NEW YORK (Reuters) - Sotheby’s achieved a respectable result on Tuesday at its contemporary art auction, held amid a stumbling market struggling to hold on to at least some of its gains from recent years.
The sale, at which the majority of successful bidders were American, took in $125 million, including commission, against a low estimate of $200 million, a benchmark established before the September onset of the crisis gripping world financial markets.
Records were set for Philip Guston, John Currin and Richard Serra as 68 percent of the 63 lots on offer found buyers — to the relief of Sotheby’s officials.
“We’re very happy with what happened tonight,” said Tobias Meyer, worldwide head of contemporary art who also served as auctioneer.
“You saw tonight a seasoned, smart collecting community,” said Meyer, adding he was personally thanked afterward for demonstrating there was still a market for fine art.
The sale’s bidding and prices improved on last week’s spotty Impressionist and modern results, defying some analysts’ expectations the contemporary market could suffer a more acute correction, given the tremendous price spikes of recent seasons.
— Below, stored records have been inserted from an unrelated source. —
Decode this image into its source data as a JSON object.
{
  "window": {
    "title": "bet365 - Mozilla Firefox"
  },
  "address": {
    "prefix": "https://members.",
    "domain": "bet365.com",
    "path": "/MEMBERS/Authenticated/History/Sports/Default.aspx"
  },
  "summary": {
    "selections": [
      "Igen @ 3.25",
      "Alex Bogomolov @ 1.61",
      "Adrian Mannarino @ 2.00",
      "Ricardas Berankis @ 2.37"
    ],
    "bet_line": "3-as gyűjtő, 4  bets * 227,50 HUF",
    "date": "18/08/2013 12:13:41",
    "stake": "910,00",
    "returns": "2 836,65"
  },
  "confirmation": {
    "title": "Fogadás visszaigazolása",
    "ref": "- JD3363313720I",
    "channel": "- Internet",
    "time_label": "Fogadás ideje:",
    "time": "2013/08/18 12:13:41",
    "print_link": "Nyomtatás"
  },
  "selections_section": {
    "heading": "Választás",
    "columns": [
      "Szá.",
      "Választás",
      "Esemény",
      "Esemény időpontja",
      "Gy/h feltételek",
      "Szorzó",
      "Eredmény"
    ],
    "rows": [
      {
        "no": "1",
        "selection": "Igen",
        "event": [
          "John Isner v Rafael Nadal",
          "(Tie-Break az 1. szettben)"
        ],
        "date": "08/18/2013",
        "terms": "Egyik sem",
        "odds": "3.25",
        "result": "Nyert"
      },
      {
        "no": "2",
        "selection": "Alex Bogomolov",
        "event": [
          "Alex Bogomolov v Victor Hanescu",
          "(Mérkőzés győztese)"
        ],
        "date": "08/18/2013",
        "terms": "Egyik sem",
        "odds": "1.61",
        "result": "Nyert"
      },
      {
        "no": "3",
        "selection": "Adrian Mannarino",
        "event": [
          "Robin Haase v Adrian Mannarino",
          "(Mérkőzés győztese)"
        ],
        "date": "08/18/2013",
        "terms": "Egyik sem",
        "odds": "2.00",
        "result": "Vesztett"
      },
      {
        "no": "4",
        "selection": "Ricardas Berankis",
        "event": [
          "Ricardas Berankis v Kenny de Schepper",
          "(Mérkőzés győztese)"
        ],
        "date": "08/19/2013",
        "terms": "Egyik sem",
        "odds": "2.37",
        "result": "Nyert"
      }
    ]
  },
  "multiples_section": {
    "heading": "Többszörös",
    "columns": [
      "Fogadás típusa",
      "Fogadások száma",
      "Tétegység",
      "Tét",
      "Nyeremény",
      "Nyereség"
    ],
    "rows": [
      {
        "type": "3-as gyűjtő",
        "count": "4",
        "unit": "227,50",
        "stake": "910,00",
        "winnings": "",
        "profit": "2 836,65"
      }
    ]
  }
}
Sotheby’s and rival Christie’s have been encouraging sellers in recent weeks to adjust their expectations and lower reserves — the secret minimum price at which they will sell at auction — and the strategy seemed mostly to have worked on Tuesday.
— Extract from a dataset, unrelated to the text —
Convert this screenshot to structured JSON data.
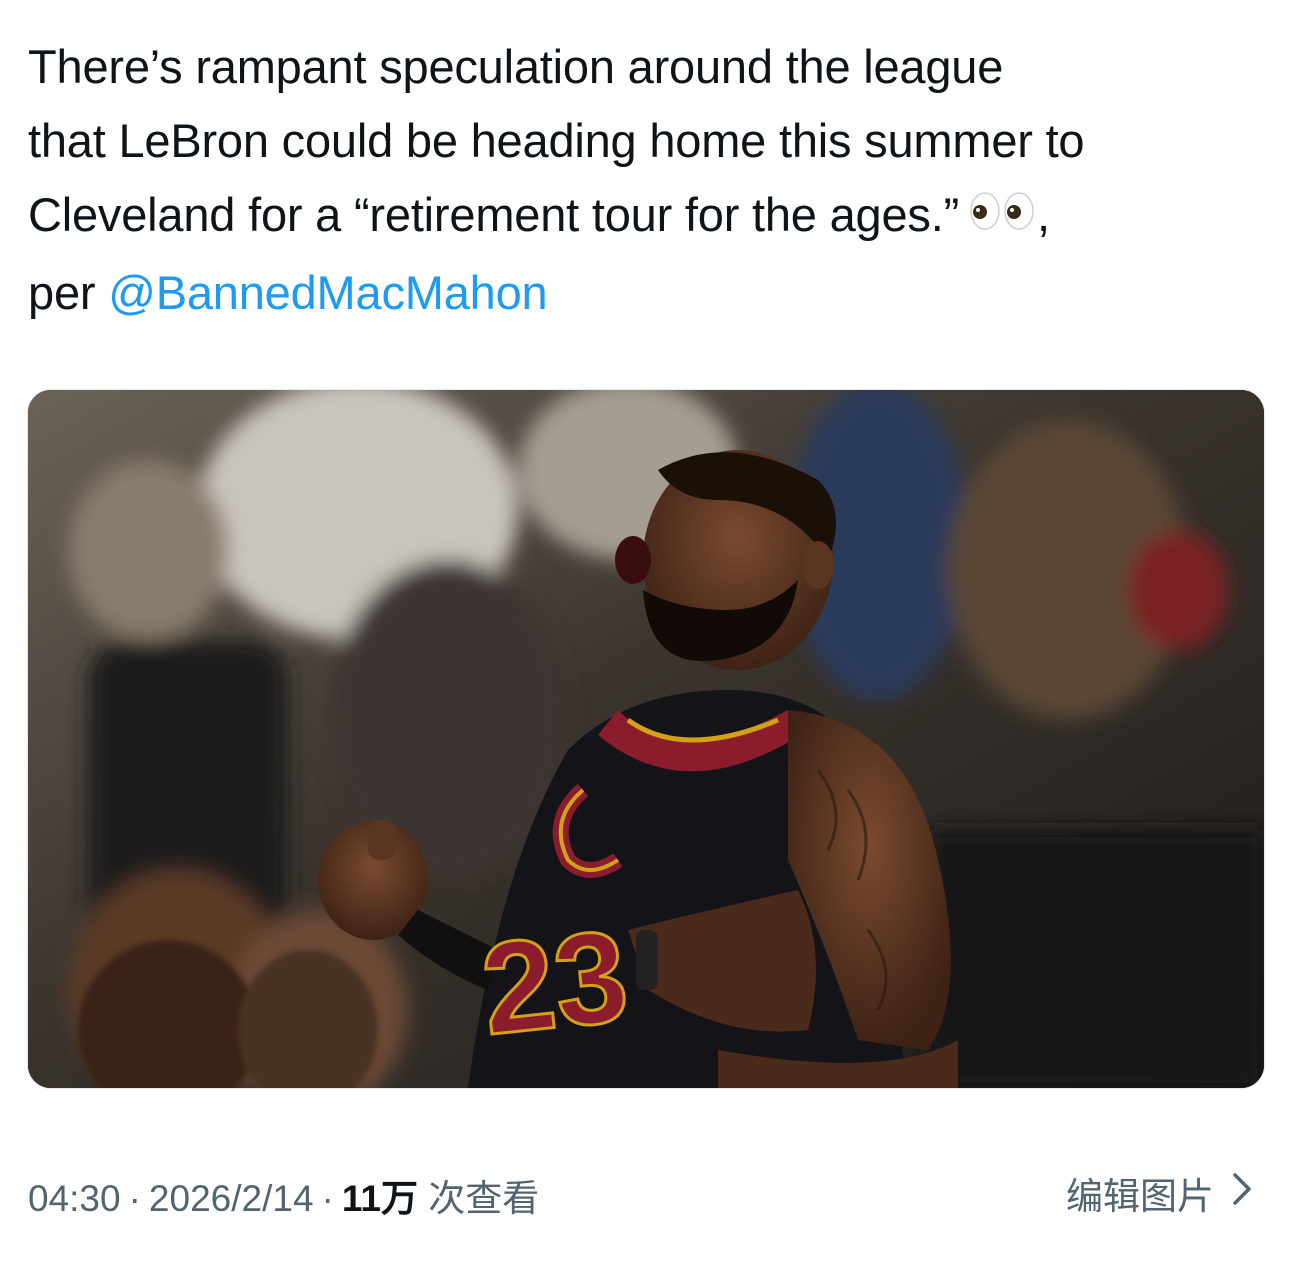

Bidders responded to lower prices and “did not sit on their hands,” Meyer said.
Most works sold below the low pre-sale estimates, which were set months ago on the heels of what Sotheby’s said was a 250 percent increase in prices for contemporary art in the past two years. Some went for half their low estimates.
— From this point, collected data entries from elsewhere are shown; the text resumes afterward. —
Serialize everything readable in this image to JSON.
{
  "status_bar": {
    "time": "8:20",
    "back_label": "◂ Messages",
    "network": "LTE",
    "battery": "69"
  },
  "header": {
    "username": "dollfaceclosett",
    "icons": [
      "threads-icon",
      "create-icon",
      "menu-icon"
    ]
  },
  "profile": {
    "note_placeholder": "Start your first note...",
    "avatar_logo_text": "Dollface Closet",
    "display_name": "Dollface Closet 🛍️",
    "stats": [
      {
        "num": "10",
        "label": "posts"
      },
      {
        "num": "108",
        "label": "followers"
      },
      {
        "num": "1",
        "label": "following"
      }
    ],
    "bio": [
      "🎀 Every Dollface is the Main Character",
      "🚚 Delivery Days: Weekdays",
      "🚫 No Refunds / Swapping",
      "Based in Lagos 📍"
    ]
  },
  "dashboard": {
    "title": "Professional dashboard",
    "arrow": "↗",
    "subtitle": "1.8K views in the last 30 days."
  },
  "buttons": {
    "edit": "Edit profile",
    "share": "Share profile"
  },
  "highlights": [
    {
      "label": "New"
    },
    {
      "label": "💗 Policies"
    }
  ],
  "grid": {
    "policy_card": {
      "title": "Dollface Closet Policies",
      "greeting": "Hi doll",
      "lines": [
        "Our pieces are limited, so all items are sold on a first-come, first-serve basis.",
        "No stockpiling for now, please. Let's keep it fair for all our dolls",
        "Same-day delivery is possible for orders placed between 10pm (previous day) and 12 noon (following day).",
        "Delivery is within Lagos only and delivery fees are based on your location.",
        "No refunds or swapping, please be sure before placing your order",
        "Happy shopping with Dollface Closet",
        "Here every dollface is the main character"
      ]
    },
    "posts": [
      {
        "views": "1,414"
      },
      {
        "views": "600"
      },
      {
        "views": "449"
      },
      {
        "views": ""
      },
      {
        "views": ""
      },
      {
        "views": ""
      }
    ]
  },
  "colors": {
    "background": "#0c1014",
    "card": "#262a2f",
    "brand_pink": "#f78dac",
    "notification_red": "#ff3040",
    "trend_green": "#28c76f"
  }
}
The top lot, Yves Klein’s “RE 11 Archisponge,” which was expected to fetch some $25 million, sold for $21,362,500, while Guston’s “Beggar’s Joys,” estimated at $15 million, only managed $10,162,500.
But the $5.5 million fetched by Currin’s “Nice ‘N Easy” after several bidders vied for it beat even its high estimate of $4.5 million. At least five bidders competed for Jeff Koons’ “Wishing Well,” which still came in well under the low estimate of $2.5 million.
“Clearly we’re seeing a settling back,” said senior international specialist Anthony Grant.
The evening’s biggest casualty was Roy Lichtenstein’s “Half Face with Collar,” which secured no bids beyond $11 million against an estimate of $15 million to $20 million.
The major autumn sales wrap up on Wednesday with Christie’s postwar and contemporary auction, followed by the Latin American sales later this month.